Jesus Land vs. The Master
How we pursue power over others
I watched The Master because I was interested in Scientology. I’m not sure how much I learned about Scientology from The Master, but I did see an able portrayal of glib salesmanship and a nifty, nimble made-up religion. And I did see one writer who found a way to sell lots of books, despite the ethical chasm of painting fiction as reality. I did see people who bought in because it fit the way they wanted to see the world. It’s a dark picture and moody. And depressing.
I also just finished Jesus Land, by Julia Scheeres which shows a similar nifty, nimble made-up religion (this one a sad, dark aberration from Christianity). Scheeres’ memoir chronicles growing up in the 70s with abusive, hypocritical parents and power-mad religionists.
There’s nothing like seeing things through the eyes of the resident teenager to unfurl the hypocrisy in a family. You want to hate the parents for their push for outward form even as they undermined their kid’s confidence and ability with ridiculous rules and expectations. And beatings. And micromanagement. And withholding of affection.
As someone who knows that dark side of Christianity is truly an aberration and not at all the entire story, I am so sorry Ms. Scheeres and others had that experience. And I am equally sorry those experiences sent them running the other way. I certainly understand why.
Many of my friends and likely many reading this will disagree, but I encourage anyone to read through Scheeres’ portrayal of a life where texts and disciplines are wrenched out of context and used as dark and potent weapons. The book is useful if for nothing else than to examine our own habits of turning powerful positive messages to gain power over others.

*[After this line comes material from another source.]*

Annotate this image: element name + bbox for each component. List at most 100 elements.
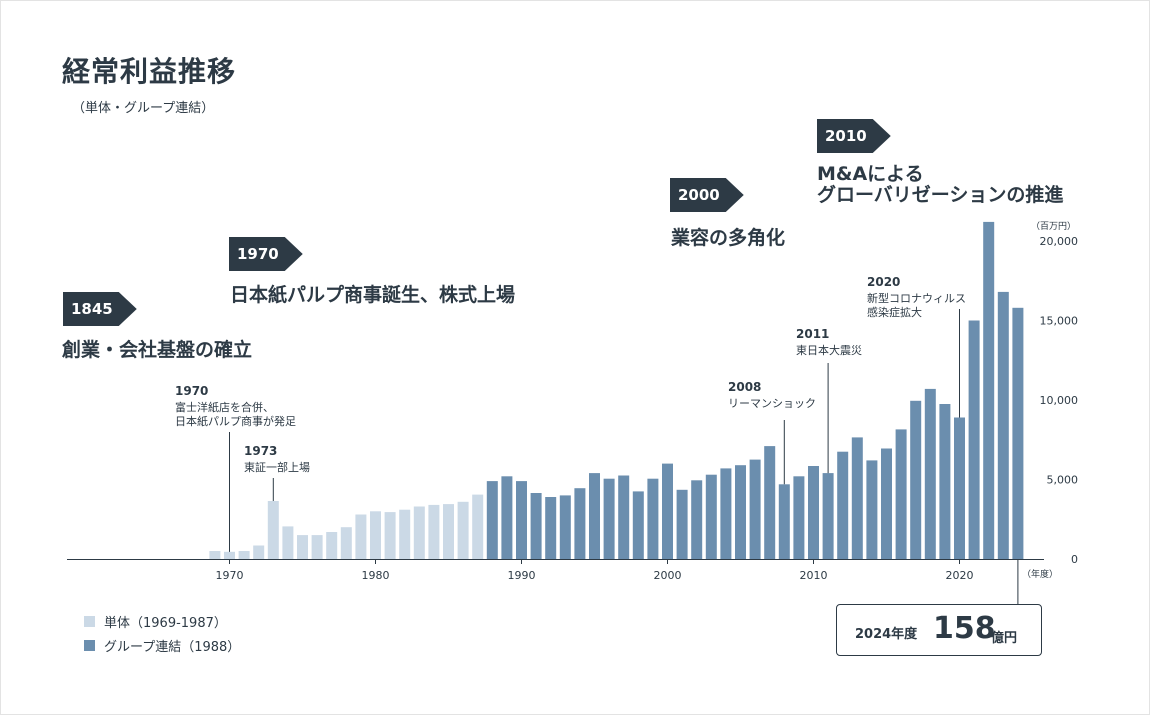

Both Jesus Land and The Master revolve around made-up religions that are nimble in that they change to suit whatever the leader needs to accomplish. In The Master, Lancaster Dodd is literally writing his new religion as we watch and changing it as he goes. People notice this. He doesn’t care. But his principles are both abusive and entirely without moorings. In Jesus Land, the parents and leaders pick and choose quotes from the Bible to make their point and exert power over the teens. Again—they are blind to having lost the integrity of the message and the ancient moorings that would help them. I can think of half a dozen organizations started in the 70’s that cherry picked Bible passages to make their own aberration of Christianity. At the time, few of us thought to say, “Hey. Stop that.”
Some reading this will say: “But isn’t that the whole point of religion: to make up a set of rules so as to gain power over others?” I appreciate this perceptive comment and it does seem to be true, except that those ancient moorings and understandings can serve to curb the excesses of our current “isms” (whether fundamentalism, evangelicalism, Christian nationalism or whatever). There remains something much, much deeper to explore.
Jesus Land is worth reading, though not at all easy. The Master left me wishing for less.